Gertrude Blom - Mexico 1940-1969

Mexico 1940-1969

In Mexico City, Blom was hired as a government social worker to study and report on the working conditions of Mexican women. Later, while researching women who had fought as zapatistas with Emiliano Zapata's revolutionary army, Blom bought her first camera to help document her work. In 1943, influenced by the adventures of French antropologist Jacques Soustelle, whose book on jungle exploration she had read on the boat to Mexico, Blom convinced a government minister to let her join a Chiapas expedition going in search of the legendary and rarely photographed Lacandon Maya. Blom later credited her attractive appearance and the camera she wore around her neck for her place on this first official Lacandon expedition, which was to be conducted on horseback. Blom had never ridden a horse before.

Not only did Blom become an expert horsewoman, photograph the Lacandon, and write a book about the 1943 expedition, she found in the Lacandon Mayan people and their jungle home her life's avocation. Later that year, on a second expedition to visit another Lacandon settlement, she met Frans Blom, a Danish archeologist and cartographer who was in the jungle searching for the Mayan ruin of Bonampak. They teamed up on several subsequent jungle explorations, which later provided the material for a two-volume study La Selva Lacandona.

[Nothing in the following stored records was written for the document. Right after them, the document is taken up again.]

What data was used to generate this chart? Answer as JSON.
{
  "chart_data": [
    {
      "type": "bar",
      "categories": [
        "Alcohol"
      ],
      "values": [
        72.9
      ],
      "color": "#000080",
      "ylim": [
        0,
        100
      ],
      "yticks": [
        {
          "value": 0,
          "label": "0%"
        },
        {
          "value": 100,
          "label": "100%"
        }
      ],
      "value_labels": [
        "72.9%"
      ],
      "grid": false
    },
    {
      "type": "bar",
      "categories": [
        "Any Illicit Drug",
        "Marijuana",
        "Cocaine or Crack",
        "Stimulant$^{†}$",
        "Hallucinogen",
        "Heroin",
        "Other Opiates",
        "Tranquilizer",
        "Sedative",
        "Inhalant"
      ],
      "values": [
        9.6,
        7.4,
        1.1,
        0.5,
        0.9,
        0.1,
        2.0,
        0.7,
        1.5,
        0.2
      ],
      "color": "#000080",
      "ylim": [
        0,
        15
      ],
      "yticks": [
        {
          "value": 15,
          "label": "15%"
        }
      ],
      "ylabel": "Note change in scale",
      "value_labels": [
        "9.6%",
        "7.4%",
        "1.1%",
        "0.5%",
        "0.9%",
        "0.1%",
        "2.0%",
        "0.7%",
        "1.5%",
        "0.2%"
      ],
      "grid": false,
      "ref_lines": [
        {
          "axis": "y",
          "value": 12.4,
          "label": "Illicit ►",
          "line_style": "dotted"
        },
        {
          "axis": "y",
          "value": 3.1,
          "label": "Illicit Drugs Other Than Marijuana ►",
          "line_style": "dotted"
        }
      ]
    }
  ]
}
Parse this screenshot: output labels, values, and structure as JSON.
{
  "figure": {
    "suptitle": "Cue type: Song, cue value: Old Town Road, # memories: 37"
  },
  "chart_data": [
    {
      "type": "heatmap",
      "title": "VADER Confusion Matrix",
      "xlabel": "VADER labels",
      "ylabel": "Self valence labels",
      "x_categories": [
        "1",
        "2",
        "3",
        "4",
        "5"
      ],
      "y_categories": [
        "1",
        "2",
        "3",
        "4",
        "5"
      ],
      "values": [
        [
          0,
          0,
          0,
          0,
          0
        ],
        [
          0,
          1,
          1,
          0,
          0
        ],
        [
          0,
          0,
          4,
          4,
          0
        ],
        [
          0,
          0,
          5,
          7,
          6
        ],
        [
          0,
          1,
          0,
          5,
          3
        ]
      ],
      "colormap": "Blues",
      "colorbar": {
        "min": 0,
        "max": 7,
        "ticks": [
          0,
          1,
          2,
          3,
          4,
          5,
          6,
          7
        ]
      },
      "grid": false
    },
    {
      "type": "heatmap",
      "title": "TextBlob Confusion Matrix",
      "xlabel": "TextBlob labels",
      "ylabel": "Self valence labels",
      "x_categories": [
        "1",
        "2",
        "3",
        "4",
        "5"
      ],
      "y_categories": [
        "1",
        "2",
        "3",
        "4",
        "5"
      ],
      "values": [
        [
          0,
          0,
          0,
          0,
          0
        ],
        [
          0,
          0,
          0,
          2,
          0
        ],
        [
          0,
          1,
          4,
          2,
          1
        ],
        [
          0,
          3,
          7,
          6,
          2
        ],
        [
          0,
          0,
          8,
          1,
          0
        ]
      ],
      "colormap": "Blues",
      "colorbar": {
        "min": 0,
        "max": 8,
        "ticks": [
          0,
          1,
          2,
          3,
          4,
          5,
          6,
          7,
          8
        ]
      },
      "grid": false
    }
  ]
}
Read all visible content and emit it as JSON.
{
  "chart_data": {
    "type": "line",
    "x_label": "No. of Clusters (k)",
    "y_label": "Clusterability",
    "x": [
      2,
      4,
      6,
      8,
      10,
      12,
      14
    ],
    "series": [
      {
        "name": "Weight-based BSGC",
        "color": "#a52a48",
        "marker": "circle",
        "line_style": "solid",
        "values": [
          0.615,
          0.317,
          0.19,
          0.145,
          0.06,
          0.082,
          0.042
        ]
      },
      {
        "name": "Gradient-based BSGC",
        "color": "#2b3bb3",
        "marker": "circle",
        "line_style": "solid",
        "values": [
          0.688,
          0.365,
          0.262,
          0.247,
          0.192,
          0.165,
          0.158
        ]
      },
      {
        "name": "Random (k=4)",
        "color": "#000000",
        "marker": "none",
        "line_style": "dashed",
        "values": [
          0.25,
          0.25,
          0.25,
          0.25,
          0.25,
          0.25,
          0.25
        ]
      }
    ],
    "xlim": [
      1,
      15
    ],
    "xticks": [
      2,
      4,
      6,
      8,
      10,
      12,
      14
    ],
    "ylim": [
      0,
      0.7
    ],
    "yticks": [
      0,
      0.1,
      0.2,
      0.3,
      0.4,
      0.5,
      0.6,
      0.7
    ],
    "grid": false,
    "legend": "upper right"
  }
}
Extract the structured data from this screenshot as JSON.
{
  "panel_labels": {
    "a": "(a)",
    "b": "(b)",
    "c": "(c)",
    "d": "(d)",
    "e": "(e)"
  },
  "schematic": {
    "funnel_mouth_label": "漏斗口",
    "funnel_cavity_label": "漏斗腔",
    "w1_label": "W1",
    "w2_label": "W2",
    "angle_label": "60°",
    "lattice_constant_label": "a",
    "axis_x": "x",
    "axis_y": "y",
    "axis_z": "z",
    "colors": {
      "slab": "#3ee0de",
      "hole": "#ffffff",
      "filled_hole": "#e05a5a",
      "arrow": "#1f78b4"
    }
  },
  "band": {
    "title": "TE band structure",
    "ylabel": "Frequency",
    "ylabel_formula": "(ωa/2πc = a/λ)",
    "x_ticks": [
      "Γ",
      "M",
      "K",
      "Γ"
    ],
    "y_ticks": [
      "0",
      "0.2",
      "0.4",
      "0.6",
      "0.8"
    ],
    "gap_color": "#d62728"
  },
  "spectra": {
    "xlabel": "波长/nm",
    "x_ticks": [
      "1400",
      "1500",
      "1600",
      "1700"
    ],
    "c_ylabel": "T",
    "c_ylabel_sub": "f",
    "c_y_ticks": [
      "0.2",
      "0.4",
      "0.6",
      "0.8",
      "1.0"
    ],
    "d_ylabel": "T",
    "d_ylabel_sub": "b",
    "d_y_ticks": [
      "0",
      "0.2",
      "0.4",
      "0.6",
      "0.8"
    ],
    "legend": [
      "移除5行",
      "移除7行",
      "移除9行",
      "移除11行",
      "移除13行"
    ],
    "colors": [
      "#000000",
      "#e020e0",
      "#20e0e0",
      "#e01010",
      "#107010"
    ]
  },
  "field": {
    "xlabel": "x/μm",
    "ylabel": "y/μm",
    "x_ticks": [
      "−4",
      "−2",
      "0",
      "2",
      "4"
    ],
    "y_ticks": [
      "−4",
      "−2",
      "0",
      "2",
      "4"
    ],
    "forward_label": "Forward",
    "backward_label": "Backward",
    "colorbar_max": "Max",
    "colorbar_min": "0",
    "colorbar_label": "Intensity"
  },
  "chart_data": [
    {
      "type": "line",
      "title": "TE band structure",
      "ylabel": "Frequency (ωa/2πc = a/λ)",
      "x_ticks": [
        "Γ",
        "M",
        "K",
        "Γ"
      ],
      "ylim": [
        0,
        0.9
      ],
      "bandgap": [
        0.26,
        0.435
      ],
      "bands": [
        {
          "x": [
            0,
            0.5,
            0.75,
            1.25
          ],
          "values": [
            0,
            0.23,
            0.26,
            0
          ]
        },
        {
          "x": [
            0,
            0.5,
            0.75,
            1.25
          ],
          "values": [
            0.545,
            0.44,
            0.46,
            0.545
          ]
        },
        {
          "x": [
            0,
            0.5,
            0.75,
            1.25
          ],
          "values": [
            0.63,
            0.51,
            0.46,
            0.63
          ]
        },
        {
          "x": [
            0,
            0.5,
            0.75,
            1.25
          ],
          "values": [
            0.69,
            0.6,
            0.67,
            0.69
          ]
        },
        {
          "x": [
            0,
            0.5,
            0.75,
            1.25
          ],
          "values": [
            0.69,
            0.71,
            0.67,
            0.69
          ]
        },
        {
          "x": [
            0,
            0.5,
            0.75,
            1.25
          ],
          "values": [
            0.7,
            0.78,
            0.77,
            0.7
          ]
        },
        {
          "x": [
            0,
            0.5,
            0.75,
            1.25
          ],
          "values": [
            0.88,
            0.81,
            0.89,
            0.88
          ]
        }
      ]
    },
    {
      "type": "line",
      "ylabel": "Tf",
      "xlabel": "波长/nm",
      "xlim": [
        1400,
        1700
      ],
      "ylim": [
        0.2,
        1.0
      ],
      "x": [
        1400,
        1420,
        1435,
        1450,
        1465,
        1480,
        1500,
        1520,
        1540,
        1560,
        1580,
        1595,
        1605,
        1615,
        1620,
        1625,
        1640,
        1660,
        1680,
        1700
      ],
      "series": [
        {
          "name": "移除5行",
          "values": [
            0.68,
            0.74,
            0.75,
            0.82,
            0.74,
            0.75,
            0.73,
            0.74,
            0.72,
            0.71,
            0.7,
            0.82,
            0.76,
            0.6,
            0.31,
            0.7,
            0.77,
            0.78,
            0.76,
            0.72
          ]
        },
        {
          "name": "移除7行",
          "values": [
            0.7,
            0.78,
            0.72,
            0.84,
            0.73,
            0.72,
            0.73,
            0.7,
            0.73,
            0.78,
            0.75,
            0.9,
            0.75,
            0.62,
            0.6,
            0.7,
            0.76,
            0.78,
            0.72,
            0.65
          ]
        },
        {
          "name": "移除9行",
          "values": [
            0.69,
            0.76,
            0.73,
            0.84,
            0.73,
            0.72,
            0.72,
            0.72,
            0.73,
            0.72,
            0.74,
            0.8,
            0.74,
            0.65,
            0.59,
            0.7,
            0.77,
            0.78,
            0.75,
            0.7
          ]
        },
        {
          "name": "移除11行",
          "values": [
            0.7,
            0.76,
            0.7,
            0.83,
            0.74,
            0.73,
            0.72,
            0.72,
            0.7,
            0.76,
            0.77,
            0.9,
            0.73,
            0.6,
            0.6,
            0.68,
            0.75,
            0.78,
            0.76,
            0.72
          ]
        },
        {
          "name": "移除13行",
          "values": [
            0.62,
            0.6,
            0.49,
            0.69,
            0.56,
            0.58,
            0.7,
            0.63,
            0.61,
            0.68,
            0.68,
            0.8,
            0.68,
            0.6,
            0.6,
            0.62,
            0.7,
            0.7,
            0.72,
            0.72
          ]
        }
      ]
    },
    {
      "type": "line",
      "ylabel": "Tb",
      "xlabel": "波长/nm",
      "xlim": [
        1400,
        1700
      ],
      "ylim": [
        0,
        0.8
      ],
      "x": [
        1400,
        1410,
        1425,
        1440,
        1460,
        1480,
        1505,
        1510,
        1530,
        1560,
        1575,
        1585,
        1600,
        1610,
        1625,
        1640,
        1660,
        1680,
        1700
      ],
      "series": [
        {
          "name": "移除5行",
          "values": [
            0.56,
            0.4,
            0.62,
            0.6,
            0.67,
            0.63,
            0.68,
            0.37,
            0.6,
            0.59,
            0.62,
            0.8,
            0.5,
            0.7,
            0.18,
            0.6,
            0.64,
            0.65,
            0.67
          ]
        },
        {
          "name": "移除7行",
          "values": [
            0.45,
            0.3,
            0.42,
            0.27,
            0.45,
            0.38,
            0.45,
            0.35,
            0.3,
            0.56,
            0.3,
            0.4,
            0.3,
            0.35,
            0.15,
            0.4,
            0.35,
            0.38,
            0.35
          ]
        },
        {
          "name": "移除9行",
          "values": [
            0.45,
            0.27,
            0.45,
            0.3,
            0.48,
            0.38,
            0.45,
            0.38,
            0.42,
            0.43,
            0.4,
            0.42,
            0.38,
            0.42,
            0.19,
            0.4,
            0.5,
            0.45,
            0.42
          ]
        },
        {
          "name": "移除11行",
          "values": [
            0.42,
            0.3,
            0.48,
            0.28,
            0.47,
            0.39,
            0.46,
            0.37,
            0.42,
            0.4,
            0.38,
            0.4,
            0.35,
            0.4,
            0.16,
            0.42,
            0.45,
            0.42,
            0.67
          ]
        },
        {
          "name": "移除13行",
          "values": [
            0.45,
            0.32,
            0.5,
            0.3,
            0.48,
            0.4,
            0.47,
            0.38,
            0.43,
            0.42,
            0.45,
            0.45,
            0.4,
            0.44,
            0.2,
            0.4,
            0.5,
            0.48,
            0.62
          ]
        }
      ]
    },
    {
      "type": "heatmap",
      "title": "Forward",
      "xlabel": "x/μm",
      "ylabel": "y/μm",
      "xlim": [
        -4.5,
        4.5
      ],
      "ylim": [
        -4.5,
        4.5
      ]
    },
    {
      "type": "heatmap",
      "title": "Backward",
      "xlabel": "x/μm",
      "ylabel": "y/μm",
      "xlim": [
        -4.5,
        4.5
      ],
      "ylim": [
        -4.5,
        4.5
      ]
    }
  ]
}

By 1951, Frans and Gertrude Blom had married. To be closer to the jungle, they moved from Mexico City to San Cristóbal de las Casas, Chiapas. There, they bought a derelict monastery which they restored and named Casa Na Bolom, or House of the Jaguar. To support the household and Frans' Mayan studies, the Bloms took in paying guests for meals. Eventually, Casa Na Bolom evolved into an inn attracting visitors from all over the world, including archeologists from major American universities and guests as notable as Diego Rivera, François Mitterrand, Helen Hayes, and Henry Kissinger.

For the next 12 years, until Frans Blom's death in 1963, the Bloms shared a passion for expeditions in search of Mayan ruins. On these trips and sometimes as a paid jungle guide for others, Gertrude Blom continued photographing the Mayan people. She had little interest in the technical side of photography. Blom considered her camera a tool for documenting the people and culture of a rapidly changing place. Once a picture was taken, Blom often lost interest or forgot to develop prints.